Postoperative infections after brain surgery are a serious complication potentially worsening the outcome of surgical treatment. Severe intraoperative hyperglycemia (SIH) contributes to both infectious and noninfectious postoperative complications. However, there are a lack of data on the incidence of SIH in patients undergoing elective neurosurgical brain procedures and its association with the risk of postoperative infections.
A total of 514 patients were prospectively enrolled in this single-center observational cohort clinical study to assess the incidence of SIH (blood glucose concentration [BGC] ≥180 mg/dL) in adult patients undergoing elective brain neurosurgical procedures and its association with postoperative infections. Both nondiabetic and diabetic patients were included in the study. BGC was determined by whole-blood analyses taken at the beginning and at the end of the surgery. Diagnosis of infection (wound, pulmonary, blood stream, urinary tract infection, or central nervous system infection) was established according to US Centers for Disease Control and Prevention (CDC) criteria within the first postoperative week.

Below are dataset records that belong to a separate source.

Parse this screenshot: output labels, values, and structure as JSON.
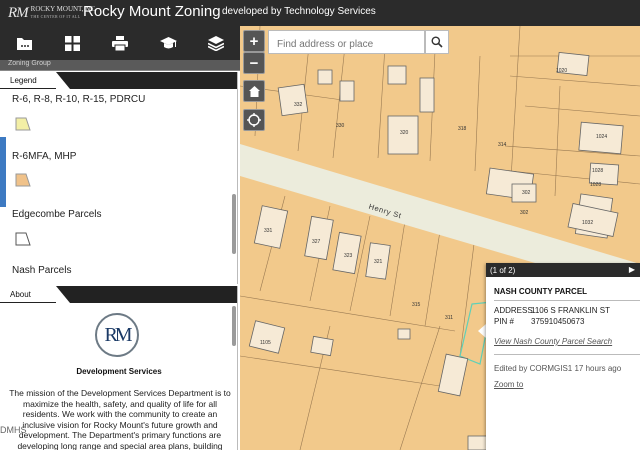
{
  "header": {
    "logo_mark": "RM",
    "logo_line1": "ROCKY MOUNT, NC",
    "logo_line2": "THE CENTER OF IT ALL",
    "title": "Rocky Mount Zoning",
    "subtitle": "developed by Technology Services"
  },
  "toolbar": {
    "items": [
      {
        "icon": "folder-icon"
      },
      {
        "icon": "grid-icon"
      },
      {
        "icon": "printer-icon"
      },
      {
        "icon": "graduation-cap-icon"
      },
      {
        "icon": "layers-icon"
      }
    ],
    "group_label": "Zoning Group"
  },
  "legend": {
    "tab_label": "Legend",
    "items": [
      {
        "label": "R-6, R-8, R-10, R-15, PDRCU",
        "swatch_color": "#f3efa6",
        "swatch_stroke": "#999999"
      },
      {
        "label": "R-6MFA, MHP",
        "swatch_color": "#f0c28a",
        "swatch_stroke": "#999999"
      },
      {
        "label": "Edgecombe Parcels",
        "swatch_color": "#ffffff",
        "swatch_stroke": "#555555"
      },
      {
        "label": "Nash Parcels",
        "swatch_color": "#ffffff",
        "swatch_stroke": "#555555"
      }
    ]
  },
  "about": {
    "tab_label": "About",
    "logo_text": "RM",
    "heading": "Development Services",
    "text": "The mission of the Development Services Department is to maximize the health, safety, and quality of life for all residents. We work with the community to create an inclusive vision for Rocky Mount's future growth and development. The Department's primary functions are developing long range and special area plans, building"
  },
  "watermark": "DMHS",
  "map": {
    "zoom_in": "+",
    "zoom_out": "−",
    "search_placeholder": "Find address or place",
    "street_name": "Henry St",
    "parcel_labels": [
      "1020",
      "332",
      "330",
      "320",
      "318",
      "1024",
      "314",
      "1028",
      "1028",
      "302",
      "302",
      "1032",
      "331",
      "327",
      "323",
      "321",
      "315",
      "311",
      "1105",
      "1108"
    ]
  },
  "popup": {
    "counter": "(1 of 2)",
    "next": "▶",
    "title": "NASH COUNTY PARCEL",
    "address_key": "ADDRESS",
    "address_val": "1106 S FRANKLIN ST",
    "pin_key": "PIN #",
    "pin_val": "375910450673",
    "view_link": "View Nash County Parcel Search",
    "edited": "Edited by CORMGIS1 17 hours ago",
    "zoom_link": "Zoom to"
  },
  "colors": {
    "header_bg": "#2b2b2b",
    "parcel_fill": "#f2c98b",
    "street_fill": "#ececdc",
    "building_fill": "#f6ead6",
    "accent": "#3d7ac2",
    "highlight_outline": "#5fd0b8"
  }
}
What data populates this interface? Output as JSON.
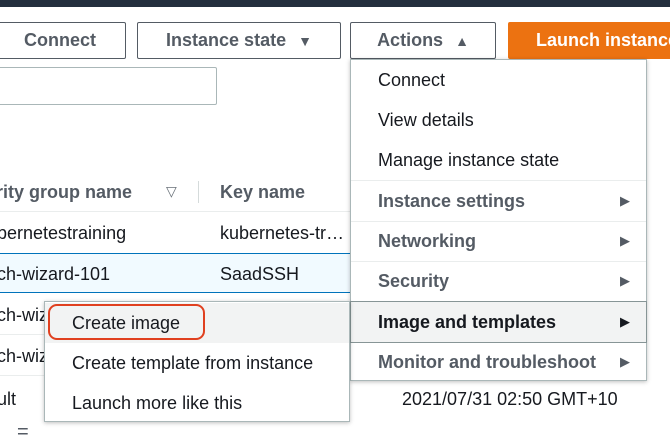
{
  "toolbar": {
    "connect_label": "Connect",
    "instance_state_label": "Instance state",
    "actions_label": "Actions",
    "launch_label": "Launch instances",
    "caret_down": "▼",
    "caret_up": "▲"
  },
  "search": {
    "value": ""
  },
  "table": {
    "columns": [
      "rity group name",
      "Key name"
    ],
    "sort_icon": "▽",
    "rows": [
      {
        "group": "bernetestraining",
        "key": "kubernetes-tr…"
      },
      {
        "group": "ch-wizard-101",
        "key": "SaadSSH"
      },
      {
        "group": "ch-wiz",
        "key": ""
      },
      {
        "group": "ch-wiz",
        "key": ""
      },
      {
        "group": "ult",
        "key": "2021/07/31 02:50 GMT+10"
      }
    ]
  },
  "actions_menu": {
    "items": [
      {
        "label": "Connect",
        "submenu": false
      },
      {
        "label": "View details",
        "submenu": false
      },
      {
        "label": "Manage instance state",
        "submenu": false
      },
      {
        "label": "Instance settings",
        "submenu": true
      },
      {
        "label": "Networking",
        "submenu": true
      },
      {
        "label": "Security",
        "submenu": true
      },
      {
        "label": "Image and templates",
        "submenu": true,
        "active": true
      },
      {
        "label": "Monitor and troubleshoot",
        "submenu": true
      }
    ],
    "arrow": "▶"
  },
  "image_submenu": {
    "items": [
      {
        "label": "Create image",
        "highlighted": true
      },
      {
        "label": "Create template from instance"
      },
      {
        "label": "Launch more like this"
      }
    ]
  },
  "footer": {
    "glyph": "="
  },
  "colors": {
    "accent_orange": "#ec7211",
    "annotation_red": "#e0401f",
    "selected_row": "#f1faff",
    "header_bar": "#232f3e"
  }
}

SIH was recorded in at least 1 blood sample in 23 patients (4.5%). Infectious complications within the first postoperative week were diagnosed in 40 patients (7.8%). Five of 23 patients (22%) with SIH had postoperative infections, compared with 35 of 491 patients (7%) without SIH (odds ratio [OR] = 3.71; 95% confidence interval [CI], 1.24–11.09; P = .018 after fitting a multiple logistic regression model to adjust for age, body mass index [BMI], and surgery duration). Intraoperative BGC >140 mg/dL was also associated with an increased risk of postoperative infections (OR = 3.10; 95% CI, 1.43–6.75; P = .004). Elevated preoperative glycated hemoglobin (HbA1c) concentration was also associated with postoperative infections in the study population (OR = 2.4; 95% CI, 1.02–6.00; P = .045). Age, BMI, American Society of Anesthesiologists (ASA) physical status, type of surgery, and duration of intervention had no significant association with the postoperative infection rate.
SIH is associated with a higher risk of infections within the first postoperative week in patients undergoing elective brain neurosurgical procedures. Preoperative HbA1c is a reliable marker of the potential risk both of SIH and postoperative infections in the selected cohort. Future studies need to assess possible improvements in outcome under more precise monitoring and tighter control of perioperative hyperglycemia.